Henri de Valois: Небеса пока благоволили Генриху Валуа. Ночное небо постепенно затягивало тучами, луна скрылась, и во дворе замка сразу стало темнее. От порывов ветра, несущего запах дождя, через одного гасли факелы. Пусть дождь, путь гроза, Генрих предпочел бы промокнуть насквозь, только бы удался их побег. Зашевелились тени рядом с конюшней, наследник французского престола вжался в стену, молясь про себя всем святым. Разоблачение грозило не только позором ему, королю, но изгнанием (если не страшнее) его друзьям. И пусть Генрих предпочел бы лишиться правой руки, чем расстаться с ними, но есть то, что мучительнее расставания. Терзания от осознания того, что преданность своему принцу заставило три благородных сердца отправиться на встречу опасности… и погибнуть. - Луи, если это поляки, я остаюсь, а ты ищешь Ногарэ и Келюса и вы скачете так быстро, как можете, - прошептал он. И, предвидя возражения, с яростью, неожиданной в этом принце, слывшем мягким, почти по-женски изнеженным, добавил. – Это приказ, и возражений я не потерплю!

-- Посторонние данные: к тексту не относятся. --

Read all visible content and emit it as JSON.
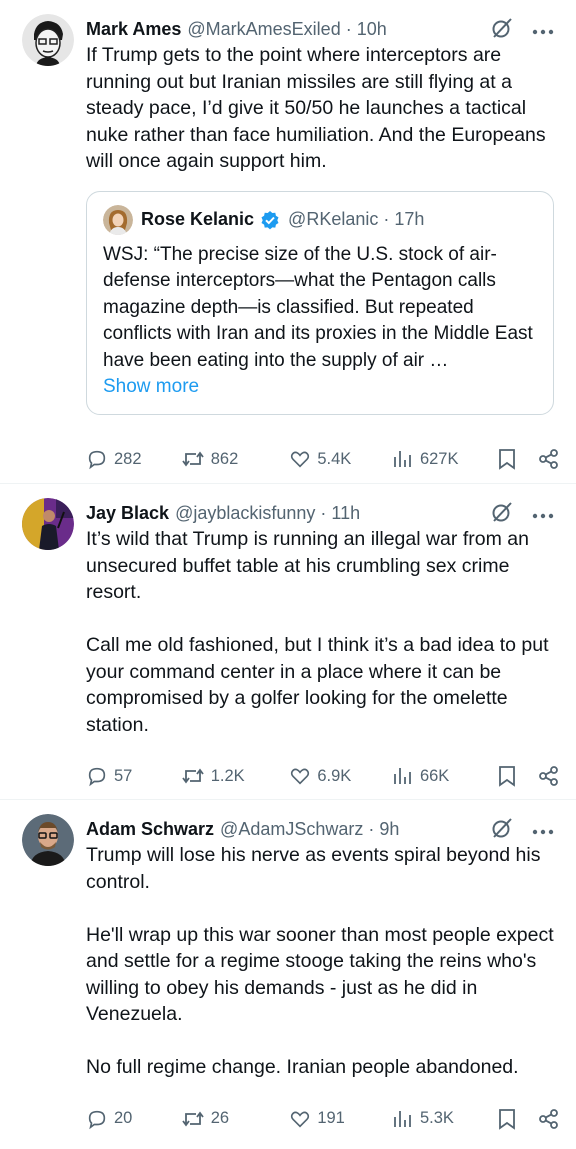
{
  "tweets": [
    {
      "name": "Mark Ames",
      "handle": "@MarkAmesExiled · 10h",
      "text": "If Trump gets to the point where interceptors are running out but Iranian missiles are still flying at a steady pace, I’d give it 50/50 he launches a tactical nuke rather than face humiliation. And the Europeans will once again support him.",
      "quote": {
        "name": "Rose Kelanic",
        "handle": "@RKelanic · 17h",
        "text": "WSJ: “The precise size of the U.S. stock of air-defense interceptors—what the Pentagon calls magazine depth—is classified. But repeated conflicts with Iran and its proxies in the Middle East have been eating into the supply of air …",
        "show_more": "Show more"
      },
      "replies": "282",
      "reposts": "862",
      "likes": "5.4K",
      "views": "627K"
    },
    {
      "name": "Jay Black",
      "handle": "@jayblackisfunny · 11h",
      "text": "It’s wild that Trump is running an illegal war from an unsecured buffet table at his crumbling sex crime resort.\n\nCall me old fashioned, but I think it’s a bad idea to put your command center in a place where it can be compromised by a golfer looking for the omelette station.",
      "replies": "57",
      "reposts": "1.2K",
      "likes": "6.9K",
      "views": "66K"
    },
    {
      "name": "Adam Schwarz",
      "handle": "@AdamJSchwarz · 9h",
      "text": "Trump will lose his nerve as events spiral beyond his control.\n\nHe'll wrap up this war sooner than most people expect and settle for a regime stooge taking the reins who's willing to obey his demands - just as he did in Venezuela.\n\nNo full regime change. Iranian people abandoned.",
      "replies": "20",
      "reposts": "26",
      "likes": "191",
      "views": "5.3K"
    }
  ],
  "colors": {
    "accent": "#1d9bf0",
    "secondary_text": "#536471",
    "border": "#cfd9de"
  },
  "icons": [
    "grok-icon",
    "more-icon",
    "reply-icon",
    "repost-icon",
    "like-icon",
    "views-icon",
    "bookmark-icon",
    "share-icon",
    "verified-badge-icon"
  ]
}
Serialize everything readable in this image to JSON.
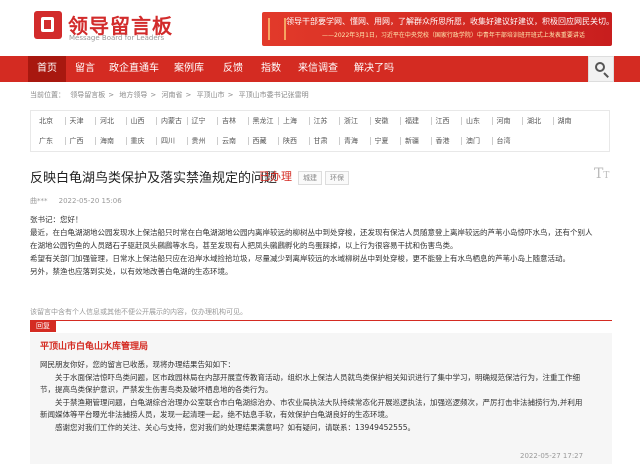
{
  "header": {
    "logo_title": "领导留言板",
    "logo_subtitle": "Message Board for Leaders",
    "banner_line1": "领导干部要学网、懂网、用网，了解群众所思所愿，收集好建议好建议，积极回应网民关切。",
    "banner_line2": "——2022年3月1日，习近平在中央党校（国家行政学院）中青年干部培训班开班式上发表重要讲话"
  },
  "nav": {
    "items": [
      "首页",
      "留言",
      "政企直通车",
      "案例库",
      "反馈",
      "指数",
      "来信调查",
      "解决了吗"
    ],
    "active": "首页"
  },
  "breadcrumb": {
    "prefix": "当前位置：",
    "items": [
      "领导留言板",
      "地方领导",
      "河南省",
      "平顶山市",
      "平顶山市委书记张雷明"
    ],
    "sep": ">"
  },
  "regions": {
    "row1": [
      "北京",
      "天津",
      "河北",
      "山西",
      "内蒙古",
      "辽宁",
      "吉林",
      "黑龙江",
      "上海",
      "江苏",
      "浙江",
      "安徽",
      "福建",
      "江西",
      "山东",
      "河南",
      "湖北",
      "湖南"
    ],
    "row2": [
      "广东",
      "广西",
      "海南",
      "重庆",
      "四川",
      "贵州",
      "云南",
      "西藏",
      "陕西",
      "甘肃",
      "青海",
      "宁夏",
      "新疆",
      "香港",
      "澳门",
      "台湾"
    ]
  },
  "message": {
    "title": "反映白龟湖鸟类保护及落实禁渔规定的问题",
    "status": "已办理",
    "tag1": "城建",
    "tag2": "环保",
    "author": "曲***",
    "date": "2022-05-20 15:06",
    "greeting": "张书记：您好！",
    "paragraphs": [
      "最近，在白龟湖湖地公园发现水上保洁船只时常在白龟湖湖地公园内离岸较远的柳树丛中到处穿梭，还发现有保洁人员随意登上离岸较远的芦苇小岛惊吓水鸟，还有个别人",
      "在湖地公园钓鱼的人员踏石子驱赶凤头鸊鷉等水鸟，甚至发现有人把凤头鸊鷉孵化的鸟蛋踩掉，以上行为很容易干扰和伤害鸟类。",
      "希望有关部门加强管理，日常水上保洁船只应在沿岸水域捡拾垃圾，尽量减少到离岸较远的水域柳树丛中到处穿梭，更不能登上有水鸟栖息的芦苇小岛上随意活动。",
      "另外，禁渔也应落到实处，以有效地改善白龟湖的生态环境。"
    ],
    "note": "该留言中含有个人信息或其他不便公开展示的内容，仅办理机构可见。"
  },
  "reply": {
    "label": "回复",
    "org": "平顶山市白龟山水库管理局",
    "paragraphs": [
      "网民朋友你好，您的留言已收悉，现将办理结果告知如下：",
      "　　关于水面保洁惊吓鸟类问题，区市政园林局在内部开展宣传教育活动，组织水上保洁人员就鸟类保护相关知识进行了集中学习，明确规范保洁行为，注重工作细",
      "节，提高鸟类保护意识，严禁发生伤害鸟类及破坏栖息地的各类行为。",
      "　　关于禁渔期管理问题，白龟湖综合治理办公室联合市白龟湖综治办、市农业局执法大队持续常态化开展巡逻执法，加强巡逻频次，严厉打击非法捕捞行为,并利用",
      "新闻媒体等平台曝光非法捕捞人员，发现一起清理一起，绝不姑息手软，有效保护白龟湖良好的生态环境。",
      "　　感谢您对我们工作的关注、关心与支持，您对我们的处理结果满意吗？如有疑问，请联系：13949452555。"
    ],
    "date": "2022-05-27 17:27"
  }
}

Луи де Можирон: Всматривавшийся в темноту у конюшни Людовик, дернулся от слов Валуа, как от удара хлыстом. Болью пронзило все тело, а глаза сверкнули гневом во мрак ночи. Сердце молодого человека пропустило пару ударов, вновь застучав в висках. Как Генриху только в голову мысль пришла, что Луи, или Жак, или Ногарэ, смогут оставить его здесь, в этой вонючей клоаке? А сами унесутся наслаждаться ветрами и дарами родины? Приказ Генриха – есть закон для его друзей. А в любом законе есть прорехи. Он не сказал, куда им скакать… - А возражений и не будет, - приняв для себя решение, маркиз говорил твердо и спокойно, тихо, но на шепот не переходя, чтобы король Польши мог без труда его слышать. – Я поскачу так быстро, как смогу. Но… - Можирон горько улыбнулся и замолк, с печалью и нежностью глядя в лицо своего господина. - Если без вас, то путь у меня только один, - его вновь бросило в жар, и рука уже почти дернула за проклятущий тяжелый ворот, но придворный вовремя вспомнил о золоте, которое может россыпью зазвенеть по камням от такого жеста. Вместо этого он опустил ладонь на плечо королевскому сыну и, склонившись к нему, заговорил почти беззвучно: - И я не буду клясться. Но, если Вы останетесь в Кракове, я найду способ сделать так, чтобы моя кровь и плоть смешались с землей, по которой Вы будете ходить, Ваше Величество. Нас ждет Франция, и выедем мы туда только все вместе. Не будем заставлять даму ждать долго, а наших друзей волноваться, - приближенный монарха крайне редко позволял себе вольное обращение к его особе. Лишь вовремя через чур обильных возлияний. Но сейчас он хотел, чтобы его услышал не господин, а друг.